Rather, this was an issue on which these groups, which may usually disagree on doctrinal matters, were able to agree and work together.
Which brings us to the thousands who have surrounded and jeered the Mormon temples.
Having been rejected by the majority, they seek to persecute a minority. It was not Mormons who rejected gay marriage, it was a majority of California voters. And the anger of militant gay activists is purposefully misdirected in an effort to confuse and intimidate.
And in a display of blatant bigotry.
We do not protest at places of worship in America – unless they are Mormon places of worship.
Those who favor abortion rights do not protest outside the parishes and cathedrals of Catholicism. Those who denounce militant Islam do not march around American mosques. Supporters of Palestinian rights do not shout through loudspeakers outside synagogues.

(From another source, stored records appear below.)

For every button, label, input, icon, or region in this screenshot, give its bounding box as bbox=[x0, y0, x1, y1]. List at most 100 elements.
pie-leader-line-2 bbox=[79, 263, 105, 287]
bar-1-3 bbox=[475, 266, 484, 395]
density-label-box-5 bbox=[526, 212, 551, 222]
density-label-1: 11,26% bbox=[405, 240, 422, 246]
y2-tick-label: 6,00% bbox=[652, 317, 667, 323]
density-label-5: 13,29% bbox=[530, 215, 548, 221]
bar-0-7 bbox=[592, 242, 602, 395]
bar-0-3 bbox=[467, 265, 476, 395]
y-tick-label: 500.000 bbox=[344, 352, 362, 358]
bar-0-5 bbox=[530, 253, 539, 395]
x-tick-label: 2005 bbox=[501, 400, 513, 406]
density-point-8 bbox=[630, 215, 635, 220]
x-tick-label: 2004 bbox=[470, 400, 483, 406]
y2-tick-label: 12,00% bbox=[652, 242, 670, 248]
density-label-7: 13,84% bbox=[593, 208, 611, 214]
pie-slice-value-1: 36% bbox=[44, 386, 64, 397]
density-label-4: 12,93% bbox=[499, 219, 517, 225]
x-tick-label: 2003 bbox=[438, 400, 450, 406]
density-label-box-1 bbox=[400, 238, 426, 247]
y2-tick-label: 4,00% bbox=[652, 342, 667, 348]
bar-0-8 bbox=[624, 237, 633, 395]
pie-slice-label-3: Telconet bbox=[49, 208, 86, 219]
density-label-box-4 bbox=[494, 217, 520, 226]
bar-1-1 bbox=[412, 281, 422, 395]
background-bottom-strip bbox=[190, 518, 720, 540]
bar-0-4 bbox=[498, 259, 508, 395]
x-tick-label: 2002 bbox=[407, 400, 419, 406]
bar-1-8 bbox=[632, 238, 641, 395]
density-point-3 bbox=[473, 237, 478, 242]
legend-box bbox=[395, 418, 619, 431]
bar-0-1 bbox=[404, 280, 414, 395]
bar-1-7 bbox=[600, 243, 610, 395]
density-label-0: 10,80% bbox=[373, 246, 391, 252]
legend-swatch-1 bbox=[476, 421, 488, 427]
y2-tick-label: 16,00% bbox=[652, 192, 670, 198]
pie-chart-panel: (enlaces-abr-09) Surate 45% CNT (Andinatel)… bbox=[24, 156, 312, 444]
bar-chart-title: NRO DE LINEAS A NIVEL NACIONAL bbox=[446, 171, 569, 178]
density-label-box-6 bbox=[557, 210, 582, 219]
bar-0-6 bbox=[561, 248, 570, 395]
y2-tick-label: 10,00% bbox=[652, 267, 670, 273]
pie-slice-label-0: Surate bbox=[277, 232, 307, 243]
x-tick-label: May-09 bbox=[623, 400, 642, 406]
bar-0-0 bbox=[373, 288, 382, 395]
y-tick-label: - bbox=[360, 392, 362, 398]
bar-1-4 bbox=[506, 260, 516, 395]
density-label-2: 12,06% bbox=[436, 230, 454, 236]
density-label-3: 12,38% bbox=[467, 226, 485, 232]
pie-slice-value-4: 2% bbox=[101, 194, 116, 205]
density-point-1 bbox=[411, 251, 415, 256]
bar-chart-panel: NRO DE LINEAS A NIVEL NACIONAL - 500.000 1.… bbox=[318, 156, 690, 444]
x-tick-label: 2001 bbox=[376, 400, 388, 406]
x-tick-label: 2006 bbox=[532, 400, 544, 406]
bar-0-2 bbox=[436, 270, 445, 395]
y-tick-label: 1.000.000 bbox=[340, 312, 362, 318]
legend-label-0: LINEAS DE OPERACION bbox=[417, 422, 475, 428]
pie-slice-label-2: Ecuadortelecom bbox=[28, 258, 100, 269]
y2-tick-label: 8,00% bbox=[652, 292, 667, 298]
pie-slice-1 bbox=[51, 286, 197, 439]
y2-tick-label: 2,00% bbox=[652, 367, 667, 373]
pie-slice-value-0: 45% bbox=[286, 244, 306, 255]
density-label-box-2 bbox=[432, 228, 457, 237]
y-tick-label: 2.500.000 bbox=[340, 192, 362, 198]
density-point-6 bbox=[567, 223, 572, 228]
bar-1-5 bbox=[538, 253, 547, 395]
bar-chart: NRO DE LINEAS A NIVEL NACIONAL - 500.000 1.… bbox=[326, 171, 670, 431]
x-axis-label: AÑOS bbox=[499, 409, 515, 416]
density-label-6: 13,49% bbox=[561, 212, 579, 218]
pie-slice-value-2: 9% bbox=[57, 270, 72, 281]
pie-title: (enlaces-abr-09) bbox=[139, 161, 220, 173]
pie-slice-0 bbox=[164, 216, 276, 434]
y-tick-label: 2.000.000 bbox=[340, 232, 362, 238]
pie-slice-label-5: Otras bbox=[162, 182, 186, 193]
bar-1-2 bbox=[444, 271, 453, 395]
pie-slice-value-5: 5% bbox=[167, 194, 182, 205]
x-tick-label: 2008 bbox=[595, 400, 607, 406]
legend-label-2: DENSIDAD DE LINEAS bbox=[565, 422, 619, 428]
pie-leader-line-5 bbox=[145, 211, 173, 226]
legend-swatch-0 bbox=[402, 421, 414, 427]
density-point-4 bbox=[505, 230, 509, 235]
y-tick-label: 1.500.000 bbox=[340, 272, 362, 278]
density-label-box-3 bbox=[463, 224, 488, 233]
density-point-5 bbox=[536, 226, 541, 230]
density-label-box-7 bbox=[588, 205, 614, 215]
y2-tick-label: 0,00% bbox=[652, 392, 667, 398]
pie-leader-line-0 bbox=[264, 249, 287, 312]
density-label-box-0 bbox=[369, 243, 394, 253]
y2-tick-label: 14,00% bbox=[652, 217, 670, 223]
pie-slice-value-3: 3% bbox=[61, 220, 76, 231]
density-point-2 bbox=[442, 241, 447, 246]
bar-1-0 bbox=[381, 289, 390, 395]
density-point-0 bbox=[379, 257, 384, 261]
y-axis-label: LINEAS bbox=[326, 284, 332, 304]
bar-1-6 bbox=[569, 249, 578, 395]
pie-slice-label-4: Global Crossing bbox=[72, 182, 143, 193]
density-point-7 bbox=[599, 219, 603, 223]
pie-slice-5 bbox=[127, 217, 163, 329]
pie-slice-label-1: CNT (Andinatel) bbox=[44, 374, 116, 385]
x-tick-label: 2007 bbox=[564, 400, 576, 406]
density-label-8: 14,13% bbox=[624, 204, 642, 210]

If they did, we would be offended as a society, and see the impropriety of their deeds.
But thousands can hatefully mill outside the gates of the sacred buildings of Mormonism and do so with impunity, knowing that their actions and motives will go unchallenged, that the evening news will bring them nothing but the publicity they seek.
In the name of tolerance, intolerance is done. In the supposed fight against bigotry, bigotry is both motive and tool.
The homosexual agenda demands acceptance and promotion of its values, but denounces and attacks the values of others. It demands the right to marry, but assaults the right to believe. In demanding that its voice be heard, while forcing silence on all who dissent from its agenda.
And the intolerant left has grown so totalitarian in its demand for orthodoxy that it has staged protests to attack the outcome of an election. That's where America is today.
Or, more correctly, that's where evil is today.
Because traditional marriage is good, and its counterfeit, gay marriage, is evil. It is a simple matter of absolute and eternal truth. You either believe in God and his law or the shouting activists and theirs.
And most Americans feel that way, though few of them will say it out loud. That's because they're afraid – afraid that if they do, they'll be attacked the way Mormons are being attacked now.
Which is why this is taking place. In an act of bigotry against houses of worship, supporters of the homosexual agenda are sending a shot across the bow of every church, mosque, synagogue and temple in the country.
Either keep your mouth shut, or get what the Mormons are getting.
Here's hoping that that warning will be ignored, and that people of conscience will have the courage of their convictions – that people of all faiths will stand their ground. Contention must be avoided, but not at the cost of capitulation.
Americans do not lose their civil rights because they believe in God or worship with their fellow believers. People of faith are as free to vote and speak their mind as anyone else.
What this episode teaches is that people of faith had better stand together in the defense of their rights, or they will be picked off one by one.
Because the Mormons are just the beginning.